Colorado's history of unexpected flash floods is both deadly and costly. The September 2013 floods that stretched across the state and closed access to Estes Park left nearly $2 billion in damages and killed eight people. Author Darla Sue Dollman says she's concerned the state's population boom puts more lives and property at risk.
Dollman documents the 2013 flood and 11 others in her new book, "Colorado Deadliest Floods." She has experienced first-hand how terrifying flash floods can be -- she studied and taught at Colorado State University when the Spring Creek flood hit in 1997.
"I didn't know what was happening until I looked out my front door and realized the entire street was flooded," Dollman says.
Here's a quick bit about each of the 12 floods featured in "Colorado's Deadliest Floods."
1. The Great Flood of 1864
2. The Bear Creek Basin Floods of 1896
"It will always be remembered for the shocking number of children swept away to their deaths in the dark, fierce, fold waters of Bear Creek."
Hit: Near Morrison
Killed: Estimated 25-100
Damages (adjusted): $6,843,012
3. The Eden Train Wreck of 1904
"The bridge was quickly rebuilt, but the engine was buried so deeply in the muddy gulch that the bridge was built around the mangled wreckage."
Hit: Outside of Pueblo
4. The Denver Flood of 1912
(Courtesy of Darla Sue Dollman)"Some historians claim that Little Raven, chief of the Arapahoe Indians, warned the early explorers of flash flooding on Cherry Creek and told them specifically not to build on the land."

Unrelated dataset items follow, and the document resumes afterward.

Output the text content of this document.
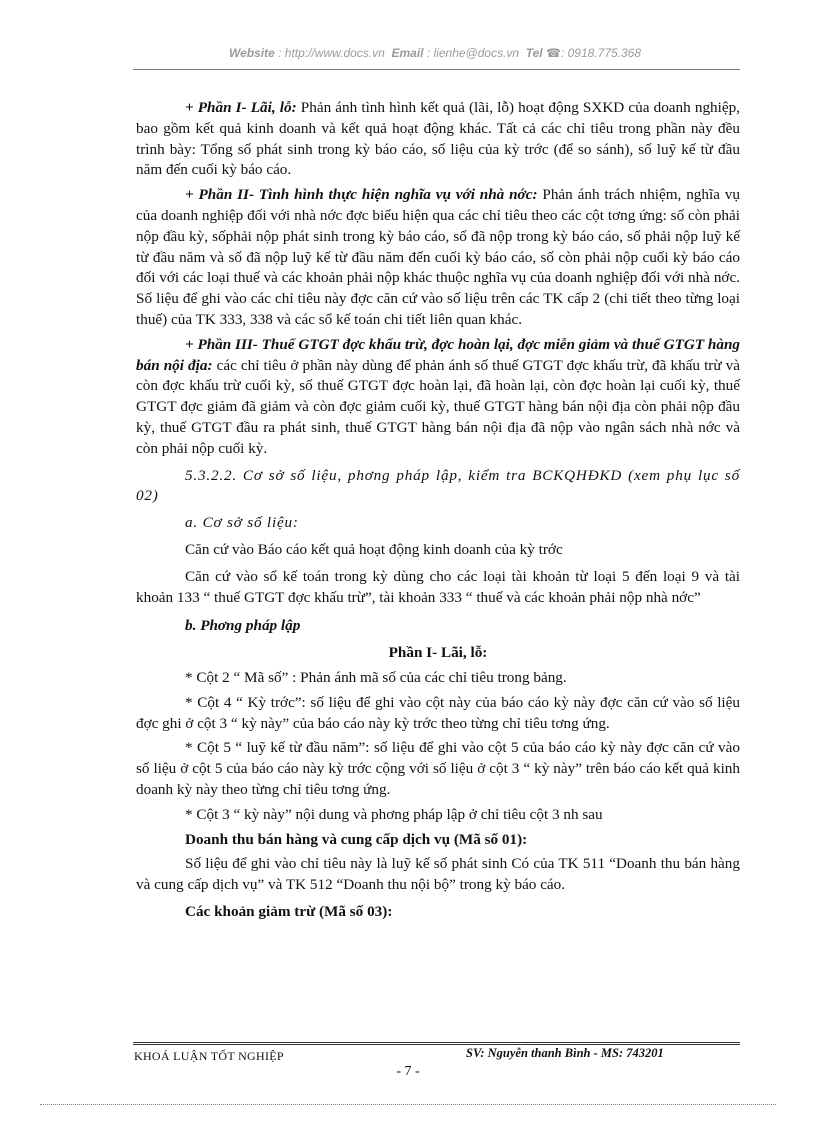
Website : http://www.docs.vn Email : lienhe@docs.vn Tel ☎: 0918.775.368

+ Phần I- Lãi, lỗ: Phản ánh tình hình kết quả (lãi, lỗ) hoạt động SXKD của doanh nghiệp, bao gồm kết quả kinh doanh và kết quả hoạt động khác. Tất cả các chỉ tiêu trong phần này đều trình bày: Tổng số phát sinh trong kỳ báo cáo, số liệu của kỳ trớc (để so sánh), số luỹ kế từ đầu năm đến cuối kỳ báo cáo.

+ Phần II- Tình hình thực hiện nghĩa vụ với nhà nớc: Phản ánh trách nhiệm, nghĩa vụ của doanh nghiệp đối với nhà nớc đợc biểu hiện qua các chỉ tiêu theo các cột tơng ứng: số còn phải nộp đầu kỳ, sốphải nộp phát sinh trong kỳ báo cáo, số đã nộp trong kỳ báo cáo, số phải nộp luỹ kế từ đầu năm và số đã nộp luỹ kế từ đầu năm đến cuối kỳ báo cáo, số còn phải nộp cuối kỳ báo cáo đối với các loại thuế và các khoản phải nộp khác thuộc nghĩa vụ của doanh nghiệp đối với nhà nớc. Số liệu để ghi vào các chỉ tiêu này đợc căn cứ vào số liệu trên các TK cấp 2 (chi tiết theo từng loại thuế) của TK 333, 338 và các sổ kế toán chi tiết liên quan khác.

+ Phần III- Thuế GTGT đợc khấu trừ, đợc hoàn lại, đợc miễn giảm và thuế GTGT hàng bán nội địa: các chỉ tiêu ở phần này dùng để phản ánh số thuế GTGT đợc khấu trừ, đã khấu trừ và còn đợc khấu trừ cuối kỳ, số thuế GTGT đợc hoàn lại, đã hoàn lại, còn đợc hoàn lại cuối kỳ, thuế GTGT đợc giảm đã giảm và còn đợc giảm cuối kỳ, thuế GTGT hàng bán nội địa còn phải nộp đầu kỳ, thuế GTGT đầu ra phát sinh, thuế GTGT hàng bán nội địa đã nộp vào ngân sách nhà nớc và còn phải nộp cuối kỳ.

5.3.2.2. Cơ sở số liệu, phơng pháp lập, kiểm tra BCKQHĐKD (xem phụ lục số 02)

a. Cơ sở số liệu:

Căn cứ vào Báo cáo kết quả hoạt động kinh doanh của kỳ trớc

Căn cứ vào sổ kế toán trong kỳ dùng cho các loại tài khoản từ loại 5 đến loại 9 và tài khoản 133 “ thuế GTGT đợc khấu trừ”, tài khoản 333 “ thuế và các khoản phải nộp nhà nớc”

b. Phơng pháp lập

Phần I- Lãi, lỗ:

* Cột 2 “ Mã số” : Phản ánh mã số của các chỉ tiêu trong bảng.

* Cột 4 “ Kỳ trớc”: số liệu để ghi vào cột này của báo cáo kỳ này đợc căn cứ vào số liệu đợc ghi ở cột 3 “ kỳ này” của báo cáo này kỳ trớc theo từng chỉ tiêu tơng ứng.

* Cột 5 “ luỹ kế từ đầu năm”: số liệu để ghi vào cột 5 của báo cáo kỳ này đợc căn cứ vào số liệu ở cột 5 của báo cáo này kỳ trớc cộng với số liệu ở cột 3 “ kỳ này” trên báo cáo kết quả kinh doanh kỳ này theo từng chỉ tiêu tơng ứng.

* Cột 3 “ kỳ này” nội dung và phơng pháp lập ở chỉ tiêu cột 3 nh sau

Doanh thu bán hàng và cung cấp dịch vụ (Mã số 01):

Số liệu để ghi vào chỉ tiêu này là luỹ kế số phát sinh Có của TK 511 “Doanh thu bán hàng và cung cấp dịch vụ” và TK 512 “Doanh thu nội bộ” trong kỳ báo cáo.

Các khoản giảm trừ (Mã số 03):

KHOÁ LUẬN TỐT NGHIỆP	SV: Nguyễn thanh Bình - MS: 743201
- 7 -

Damages (adjusted): $47,698,420
5. The Pueblo Flood of 1921
"An entire city under water for a week - no one could possibly have imagined such chaos... The smell of rotting animals and unrecovered bodies was unbearable."
Killed: Estimated 78 to 1,500
Damages (adjusted): $1,096,046,204
6. The 1933 Castlewood Dam Disaster
"The commission's studies showed that the dam was in a 'serious' state of disrepair and had constant leaks. It was noted that the dam's condition posed potential catastrophic dangers for Denver, but no action was taken."

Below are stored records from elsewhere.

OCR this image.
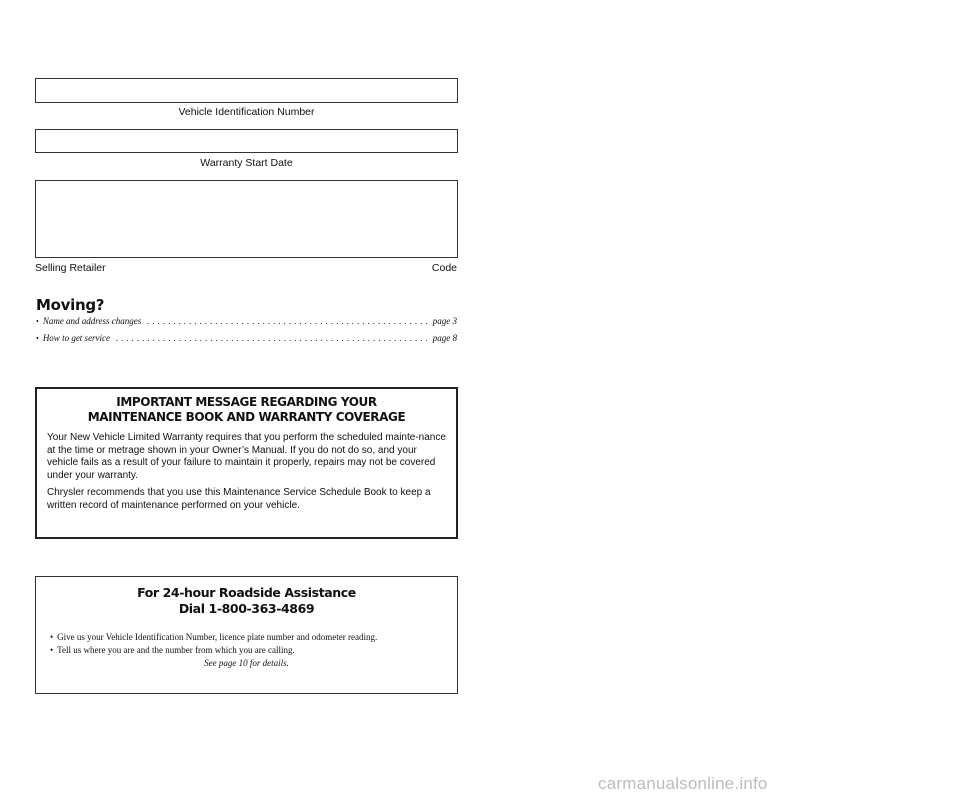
Vehicle Identification Number
Warranty Start Date
Selling Retailer	Code
Moving?
• Name and address changes .....	page 3
• How to get service .....	page 8
IMPORTANT MESSAGE REGARDING YOUR
MAINTENANCE BOOK AND WARRANTY COVERAGE

Your New Vehicle Limited Warranty requires that you perform the scheduled mainte-nance at the time or metrage shown in your Owner’s Manual. If you do not do so, and your vehicle fails as a result of your failure to maintain it properly, repairs may not be covered under your warranty.

Chrysler recommends that you use this Maintenance Service Schedule Book to keep a written record of maintenance performed on your vehicle.

For 24-hour Roadside Assistance
Dial 1-800-363-4869
• Give us your Vehicle Identification Number, licence plate number and odometer reading.
• Tell us where you are and the number from which you are calling.
See page 10 for details.
carmanualsonline.info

Damages (adjusted): $30 million
7. The Monument Creek and Kiowa Creek Floods of 1935
"They talk about their home slowly moving off its foundation then floating down the river with family members still clinging to the roof; they talk about watching houses split in half then slam into a bridge or sink in the water; they talk about watching the homes of their neighbors explode in a cloud of dust and debris."

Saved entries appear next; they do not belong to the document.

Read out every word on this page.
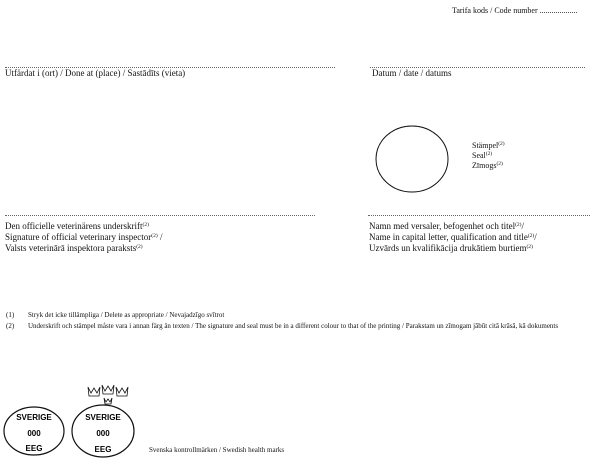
Tarifa kods / Code number ...................
Utfärdat i (ort) / Done at (place) / Sastādīts (vieta)	Datum / date / datums
Stämpel$^{(2)}$
Seal$^{(2)}$
Zīmogs$^{(2)}$
Den officielle veterinärens underskrift$^{(2)}$
Signature of official veterinary inspector$^{(2)}$ /
Valsts veterinārā inspektora paraksts$^{(2)}$
Namn med versaler, befogenhet och titel$^{(2)}$/
Name in capital letter, qualification and title$^{(2)}$/
Uzvārds un kvalifikācija drukātiem burtiem$^{(2)}$
(1)	Stryk det icke tillämpliga / Delete as appropriate / Nevajadzīgo svītrot
(2)	Underskrift och stämpel måste vara i annan färg än texten / The signature and seal must be in a different colour to that of the printing / Parakstam un zīmogam jābūt citā krāsā, kā dokuments
SVERIGE
000
EEG
SVERIGE
000
EEG	Svenska kontrollmärken / Swedish health marks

Hit: Colorado Springs and Kiowa
Killed: Estimated 113
Damages (adjusted): $800 million
8. The 1965 Colorado Floods
"The owners of the racehorses were advised to move their horses as soon as possible, but many owners lived out of state, so the employees at the track moved the horses to the barn area... that's where one hundred horses drowned."
Hit: Across Colorado
Killed: Estimated 21-24
Damages (adjusted): $4 billion
9. The Big Thompson Canyon Flood
"One of the most vivid memories of survivors scrambling up the sides of the mountains or clinging to tree branches was the sight of the giant water wall crashing down the canyon with strange, flashing lights coming from inside. As the waterwall passed, the horrified survivors realized the flashing light were the headlights of vehicles filled with people..."
Hit: Big Thompson Canyon
Damages (adjusted): $35-40 million
10. The Lawn Lake Dam Disaster of 1982
"In layman's terms, the dam failed because no one cared, and eventually, it was forgotten."
Hit: Estes Park
Damages: $46, 500,00
11. The Spring Creek Flood of 1997
"Flooding was so immediate and rescue efforts so disjointed that the flood is now used to train emergency responders about worst-case scenarios."
Hit: Fort Collins
12. The 2013 Colorado Floods
"Rainfall records were set and broken in six major rivers and their tributaries, with residents of at least a dozen cities fighting to survive or waiting for evacuations. Some meteorologists called it the worst flooding in five hundred years."